Back to library

Multi-Agent System Requirements

A multi-agent system multiplies the power of a single agent — and multiplies its risks. When agents hand off work to each other, errors compound, context can be lost, and a failure in one agent can corrupt the downstream chain without anyone noticing. The PM's job in a multi-agent system is to define the contracts between agents as precisely as the agents themselves.

---

Context

Why use multiple agents (know the real reasons, not the hype):
Good reasonExplanation
SpecialisationDifferent tasks require different expertise, tools, or prompting strategies
ParallelismIndependent subtasks can run simultaneously to reduce total time
Context separationKeeping each agent's context focused improves output quality
ScaleOne orchestrator directing many workers handles volume a single agent can't
When NOT to use multiple agents:
  • The task can be completed by one agent in one context window
  • The overhead of orchestration and handoff would exceed the benefit
  • The task requires tight reasoning continuity that handoffs would interrupt
  • ---

    Step 1 — Define the system goal and task decomposition

    Map the user-facing goal, justify multi-agent choice, list subtasks with sequential and parallel dependencies.

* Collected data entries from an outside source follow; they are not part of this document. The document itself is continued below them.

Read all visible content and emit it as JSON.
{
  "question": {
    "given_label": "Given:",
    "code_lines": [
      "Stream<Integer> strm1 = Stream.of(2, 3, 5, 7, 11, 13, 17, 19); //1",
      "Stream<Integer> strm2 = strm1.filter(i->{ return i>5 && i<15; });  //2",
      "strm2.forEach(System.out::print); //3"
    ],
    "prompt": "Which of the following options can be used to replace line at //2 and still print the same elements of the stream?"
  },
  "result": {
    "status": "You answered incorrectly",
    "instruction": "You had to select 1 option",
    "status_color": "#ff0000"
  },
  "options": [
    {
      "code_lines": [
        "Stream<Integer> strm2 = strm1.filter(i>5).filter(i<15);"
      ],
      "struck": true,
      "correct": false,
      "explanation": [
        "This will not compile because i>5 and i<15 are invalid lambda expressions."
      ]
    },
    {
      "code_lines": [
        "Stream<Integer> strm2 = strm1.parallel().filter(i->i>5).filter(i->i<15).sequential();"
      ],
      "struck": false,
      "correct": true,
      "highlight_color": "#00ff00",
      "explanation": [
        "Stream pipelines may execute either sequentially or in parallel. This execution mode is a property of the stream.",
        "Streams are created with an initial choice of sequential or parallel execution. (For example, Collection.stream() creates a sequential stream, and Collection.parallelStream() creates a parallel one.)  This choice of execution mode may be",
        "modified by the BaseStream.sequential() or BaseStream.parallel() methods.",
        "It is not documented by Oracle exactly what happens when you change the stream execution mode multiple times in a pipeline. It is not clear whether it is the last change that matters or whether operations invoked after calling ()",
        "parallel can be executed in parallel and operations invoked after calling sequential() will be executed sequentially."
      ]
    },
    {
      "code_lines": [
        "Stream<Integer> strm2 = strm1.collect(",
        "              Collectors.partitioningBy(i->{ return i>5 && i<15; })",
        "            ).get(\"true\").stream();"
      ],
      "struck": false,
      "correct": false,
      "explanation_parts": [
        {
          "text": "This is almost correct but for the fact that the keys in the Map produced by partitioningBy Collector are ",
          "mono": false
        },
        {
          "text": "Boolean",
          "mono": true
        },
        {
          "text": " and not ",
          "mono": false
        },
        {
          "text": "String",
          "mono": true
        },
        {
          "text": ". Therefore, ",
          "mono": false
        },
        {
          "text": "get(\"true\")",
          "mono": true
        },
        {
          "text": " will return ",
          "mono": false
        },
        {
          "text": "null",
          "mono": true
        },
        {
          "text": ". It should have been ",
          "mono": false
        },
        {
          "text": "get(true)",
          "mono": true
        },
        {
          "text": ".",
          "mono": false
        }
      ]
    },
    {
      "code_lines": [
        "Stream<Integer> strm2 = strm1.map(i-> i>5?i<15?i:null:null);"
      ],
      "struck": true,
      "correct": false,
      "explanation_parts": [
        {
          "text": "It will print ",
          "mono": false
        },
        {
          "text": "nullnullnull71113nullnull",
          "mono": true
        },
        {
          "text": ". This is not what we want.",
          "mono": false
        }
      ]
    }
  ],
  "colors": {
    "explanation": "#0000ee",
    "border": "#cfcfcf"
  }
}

    Step 2 — Design the orchestrator

    Define responsibilities (parse goal, assign subtasks, track progress, detect invalid results, re-route failures, assemble output), tools, and what the orchestrator does NOT do.

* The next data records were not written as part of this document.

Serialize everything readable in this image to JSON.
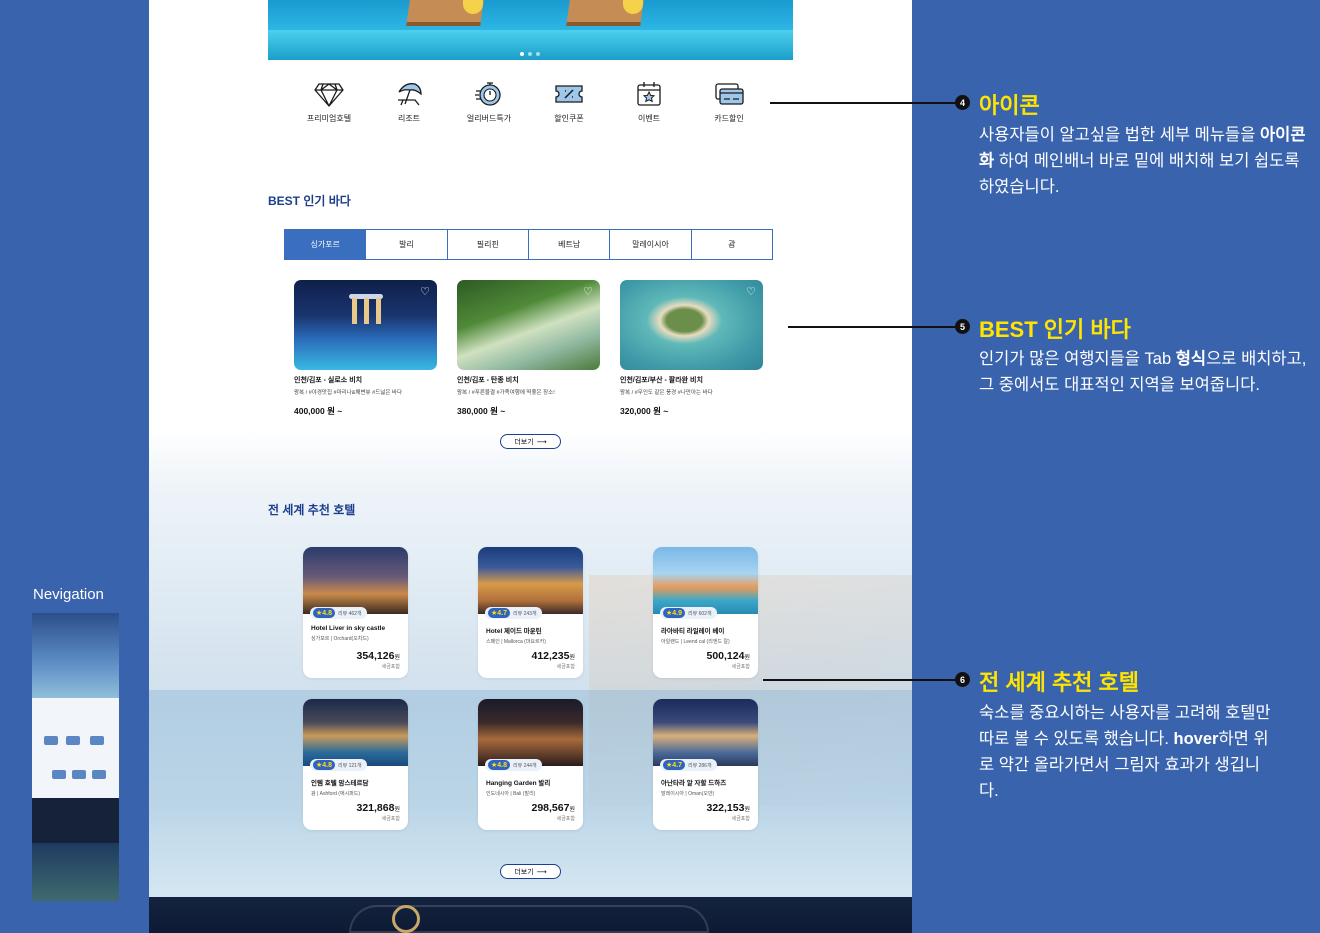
{
  "icons": [
    {
      "label": "프리미엄호텔",
      "icon": "diamond-icon"
    },
    {
      "label": "리조트",
      "icon": "beach-umbrella-icon"
    },
    {
      "label": "얼리버드특가",
      "icon": "stopwatch-icon"
    },
    {
      "label": "할인쿠폰",
      "icon": "coupon-icon"
    },
    {
      "label": "이벤트",
      "icon": "calendar-star-icon"
    },
    {
      "label": "카드할인",
      "icon": "credit-card-icon"
    }
  ],
  "best": {
    "title": "BEST 인기 바다",
    "tabs": [
      "싱가포르",
      "발리",
      "필리핀",
      "베트남",
      "말레이시아",
      "괌"
    ],
    "active_tab": "싱가포르",
    "cards": [
      {
        "title": "인천/김포 - 실로소 비치",
        "sub": "왕복 / #야경맛집 #마리나&해변뷰 #드넓은 바다",
        "price": "400,000 원 ~"
      },
      {
        "title": "인천/김포 - 탄종 비치",
        "sub": "왕복 / #푸른물결 #가족여행에 딱좋은 장소!",
        "price": "380,000 원 ~"
      },
      {
        "title": "인천/김포/부산 - 팔라완 비치",
        "sub": "왕복 / #무인도 같은 풍경 #나만아는 바다",
        "price": "320,000 원 ~"
      }
    ],
    "more": "더보기"
  },
  "hotels": {
    "title": "전 세계 추천 호텔",
    "items": [
      {
        "rating": "4.8",
        "reviews": "리뷰 462개",
        "name": "Hotel Liver in sky castle",
        "loc": "싱가포르  |  Orchard(오차드)",
        "price": "354,126",
        "unit": "원",
        "tax": "세금포함"
      },
      {
        "rating": "4.7",
        "reviews": "리뷰 243개",
        "name": "Hotel 제이드 마운틴",
        "loc": "스페인  |  Mallorca (마요르카)",
        "price": "412,235",
        "unit": "원",
        "tax": "세금포함"
      },
      {
        "rating": "4.9",
        "reviews": "리뷰 602개",
        "name": "라아바티 라일레이 베이",
        "loc": "아일랜드 | Leend cal (리앤드 칼)",
        "price": "500,124",
        "unit": "원",
        "tax": "세금포함"
      },
      {
        "rating": "4.8",
        "reviews": "리뷰 121개",
        "name": "인템 호텔 암스테르담",
        "loc": "괌 | Ashford (애시퍼드)",
        "price": "321,868",
        "unit": "원",
        "tax": "세금포함"
      },
      {
        "rating": "4.8",
        "reviews": "리뷰 244개",
        "name": "Hanging Garden 발리",
        "loc": "인도네시아 | Bali (발리)",
        "price": "298,567",
        "unit": "원",
        "tax": "세금포함"
      },
      {
        "rating": "4.7",
        "reviews": "리뷰 286개",
        "name": "아난타라 알 자할 드하즈",
        "loc": "말레이시아 | Oman(오만)",
        "price": "322,153",
        "unit": "원",
        "tax": "세금포함"
      }
    ],
    "more": "더보기"
  },
  "annotations": [
    {
      "num": "4",
      "title": "아이콘",
      "desc_pre": "사용자들이 알고싶을 법한 세부 메뉴들을 ",
      "desc_bold": "아이콘화",
      "desc_post": " 하여 메인배너 바로 밑에 배치해 보기 쉽도록 하였습니다."
    },
    {
      "num": "5",
      "title": "BEST 인기 바다",
      "desc_pre": "인기가 많은 여행지들을 Tab ",
      "desc_bold": "형식",
      "desc_post": "으로 배치하고, 그 중에서도 대표적인 지역을 보여줍니다."
    },
    {
      "num": "6",
      "title": "전 세계 추천 호텔",
      "desc_pre": "숙소를 중요시하는 사용자를 고려해 호텔만 따로 볼 수 있도록 했습니다. ",
      "desc_bold": "hover",
      "desc_post": "하면 위로 약간 올라가면서 그림자 효과가 생깁니다."
    }
  ],
  "navigation": {
    "label": "Nevigation"
  },
  "colors": {
    "background": "#3a63ae",
    "accent": "#ffe400",
    "primary": "#3a6fc0"
  }
}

    Step 3 — Define each subagent

    For each subagent: name, role, assigned subtasks, tools, input contract, output contract (task_id, status, result schema, confidence, errors, notes), and scope limits.

    Step 4 — Design the handoff protocol

    Define handoff payload structure, context passing rules (pass only what's needed, self-contained context, orchestrator extracts relevant fields), and result validation checks.

    Step 5 — Define multi-agent failure modes

    Four failure types:

  • Subagent failure — retry with backoff, fallback strategy, then report to user
  • Cascading failure — orchestrator validates every result before passing downstream
  • Orchestrator failure — persist task state to log, reconstruct on restart
  • Goal drift — goal alignment check step before returning final output
  • System-level guardrails: max total steps, max spend, max time, irreversible actions require user confirmation.

    Quality check before delivering

    Task decomposition shows sequential vs. parallel subtasks
    Every subagent has explicit input AND output contracts
    Result validation is defined
    Cascading failure is addressed
    System-level guardrails include a max step limit
    All irreversible actions require user confirmation
    Suggested next step: Before building the full system, prototype the orchestrator with stub subagents that return synthetic results. This validates the handoff contracts and failure handling without the cost of building all subagents first.